Many calls occur near the preschool in Pugsley Hall, when children press the button, along with drunk students and students visiting campus pressing them to see what happens.

“As far as actual emergencies, it’s very rare,” Taylor said. 

Most real calls come from the Southeast parking lot, where students are far away from other students or a residence hall.

“When you press that button, it’s just like dialing 911,” Taylor said.

Despite false alarms, UPD does face some big emergencies. Adelaine said three years ago a student with an Airsoft gun was treated as an active shooter. Two years ago, an individual fleeing law enforcement crashed a vehicle containing weapons on campus.

Adelaine said UPD and other SDSU officials handled these emergencies with the correct protocol and action necessary to keep students safe. He also said students involved reacted in a responsible, appropriate manner. Both incidents were resolved without further incident.

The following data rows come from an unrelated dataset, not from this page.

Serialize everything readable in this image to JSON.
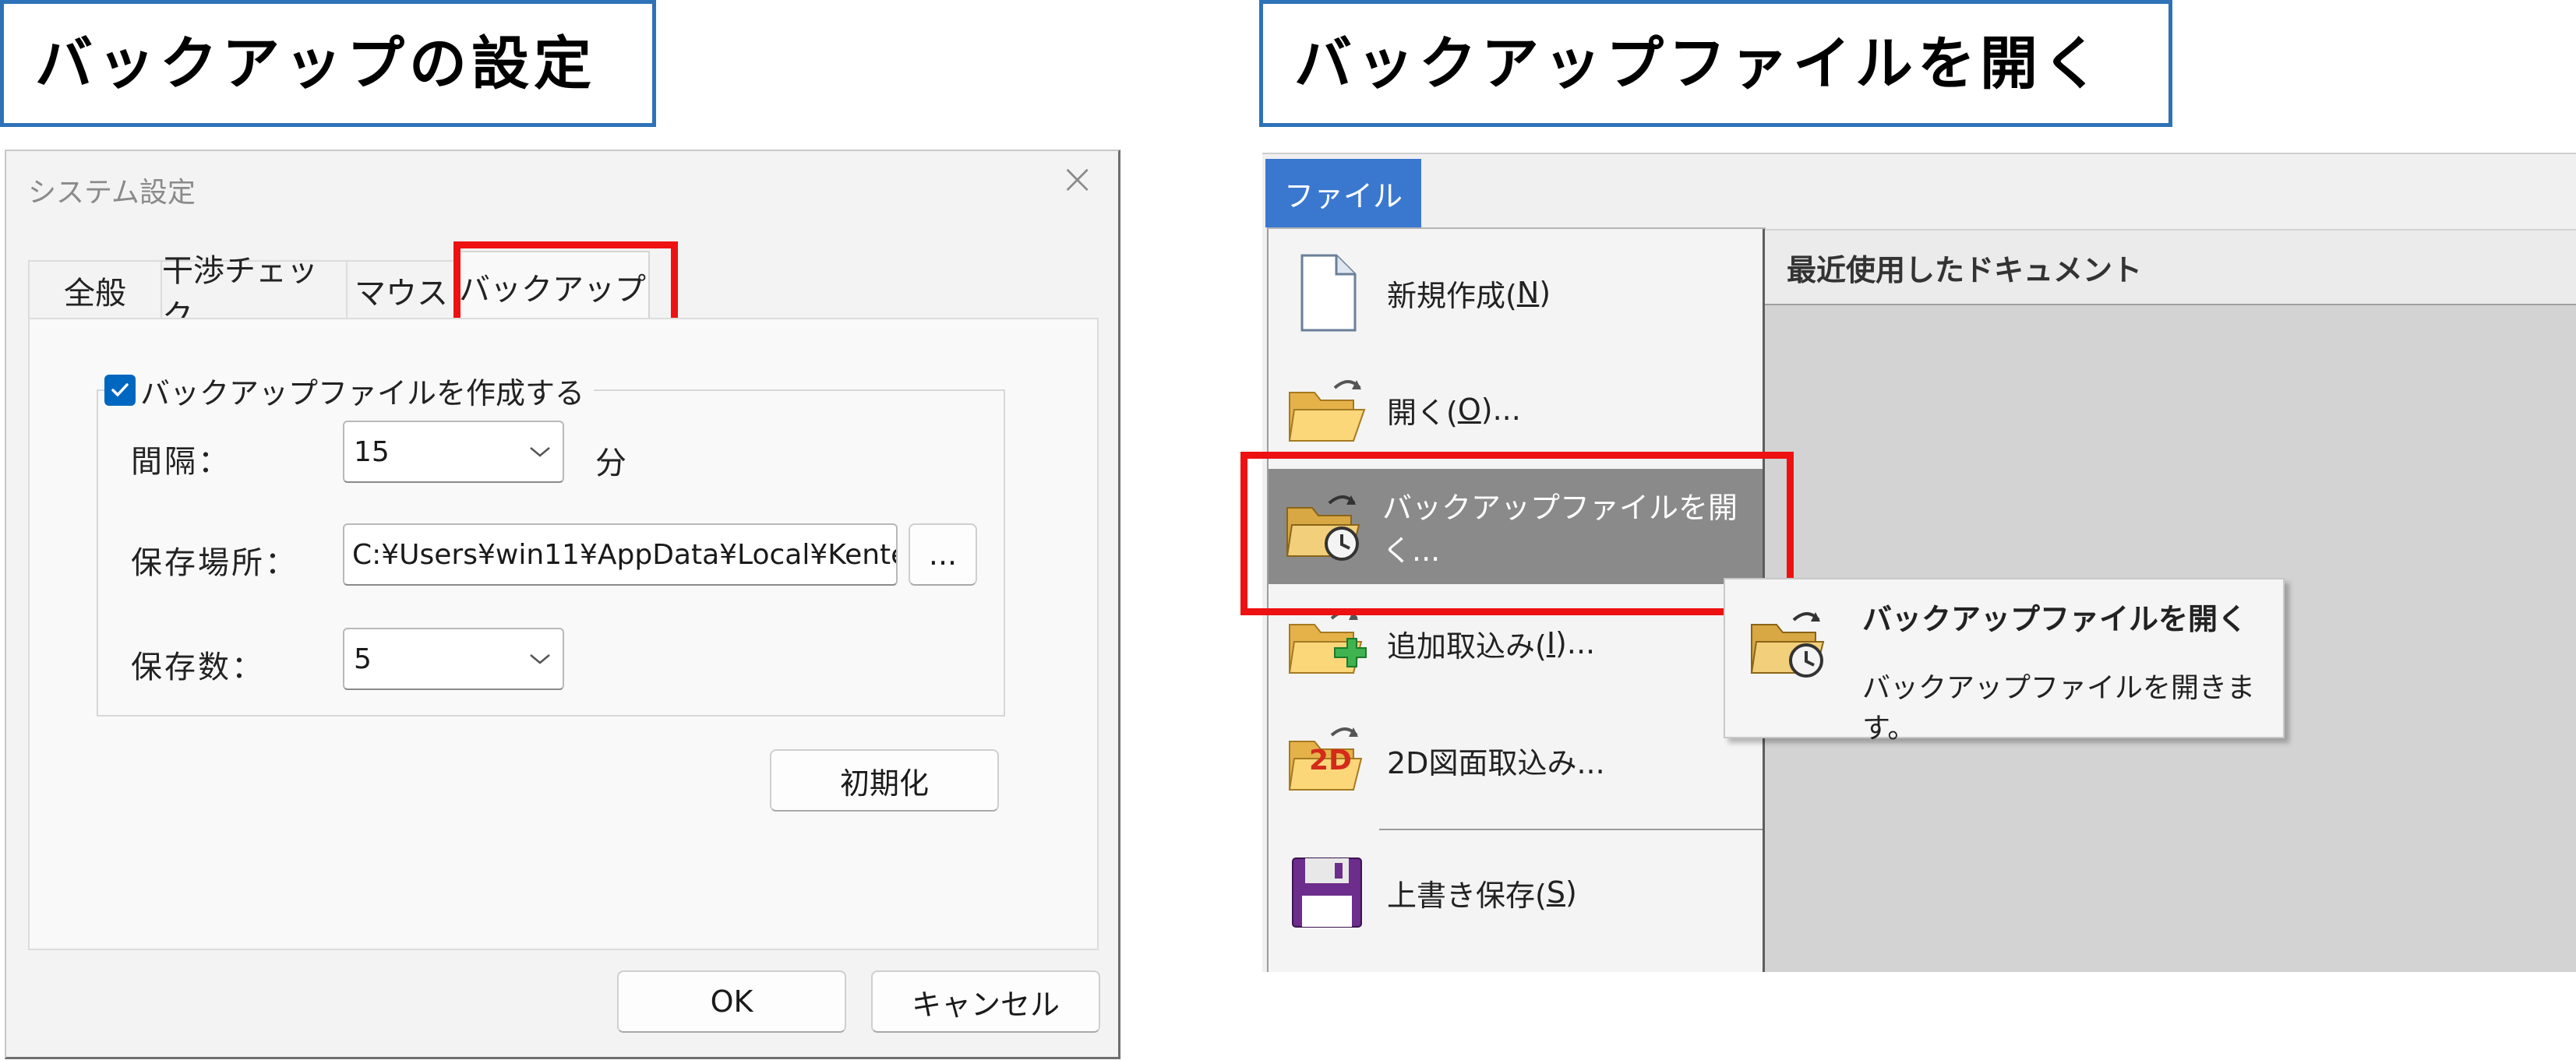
{
  "left_section": {
    "header": "バックアップの設定",
    "dialog": {
      "title": "システム設定",
      "close_glyph": "×",
      "tabs": [
        {
          "label": "全般",
          "active": false
        },
        {
          "label": "干渉チェック",
          "active": false
        },
        {
          "label": "マウス",
          "active": false
        },
        {
          "label": "バックアップ",
          "active": true
        }
      ],
      "group": {
        "checkbox_label": "バックアップファイルを作成する",
        "checked": true,
        "interval_label": "間隔：",
        "interval_value": "15",
        "interval_unit": "分",
        "location_label": "保存場所：",
        "location_value": "C:¥Users¥win11¥AppData¥Local¥Kente",
        "browse_label": "...",
        "count_label": "保存数：",
        "count_value": "5"
      },
      "reset_button": "初期化",
      "ok_button": "OK",
      "cancel_button": "キャンセル"
    }
  },
  "right_section": {
    "header": "バックアップファイルを開く",
    "file_tab": "ファイル",
    "menu_items": [
      {
        "label": "新規作成(N)",
        "text": "新規作成(",
        "key": "N",
        "suffix": ")",
        "icon": "new-document-icon"
      },
      {
        "label": "開く(O)...",
        "text": "開く(",
        "key": "O",
        "suffix": ")...",
        "icon": "open-folder-icon"
      },
      {
        "label": "バックアップファイルを開く...",
        "text": "バックアップファイルを開く...",
        "key": "",
        "suffix": "",
        "icon": "backup-folder-icon",
        "highlighted": true
      },
      {
        "label": "追加取込み(I)...",
        "text": "追加取込み(",
        "key": "I",
        "suffix": ")...",
        "icon": "add-import-folder-icon"
      },
      {
        "label": "2D図面取込み...",
        "text": "2D図面取込み...",
        "key": "",
        "suffix": "",
        "icon": "2d-import-folder-icon"
      },
      {
        "label": "上書き保存(S)",
        "text": "上書き保存(",
        "key": "S",
        "suffix": ")",
        "icon": "floppy-save-icon"
      }
    ],
    "recent_header": "最近使用したドキュメント",
    "tooltip": {
      "title": "バックアップファイルを開く",
      "description": "バックアップファイルを開きます。"
    },
    "icon_text_2d": "2D"
  },
  "colors": {
    "header_border": "#2e72b8",
    "highlight_red": "#ee1111",
    "checkbox_blue": "#0067c0",
    "file_tab_blue": "#3a78d0",
    "menu_highlight": "#8a8a8a"
  }
}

UPD is the only accredited higher education police force in South Dakota. Over the summer, UPD worked with the Brookings Police Department, Brookings County Sheriff and South Dakota State Police for training. The training included tactical exercises involving active threats, critical incidents and mass casualty exercises.

According to Adeline, this was beneficial to get other first-responders familiar with SDSU campus and protocol in case of a real emergency.

SDSU received a grant to install the Alertus Desktop software on all university computers, which causes a pop-up to take over the screen in an emergency to warn students.

Jayme Trygstad, emergency management specialist, said this system is beneficial because it uses the internal infrastructure and doesn’t require an outside source to send information.

“We struggled with trying to find out what mechanism we can use to get that information out to students that are in class in the Rotunda, to help keep them safe if there is an emergency on campus,” Trygstad said.

The Everbridge alert system also automatically emails all SDSU students if there is an emergency or a severe weather alert that endangers students. People can edit profiles to have alerts sent as text messages or phone calls as well. The system will continue to contact the student until the alert is acknowledged.

Although UPD and the Division of Technology and Security are constantly preparing for emergencies, they can’t assist with an emergency unless students are calling them in, Adelaine said.

“Safety starts with the student doing the right things,” Adelaine said.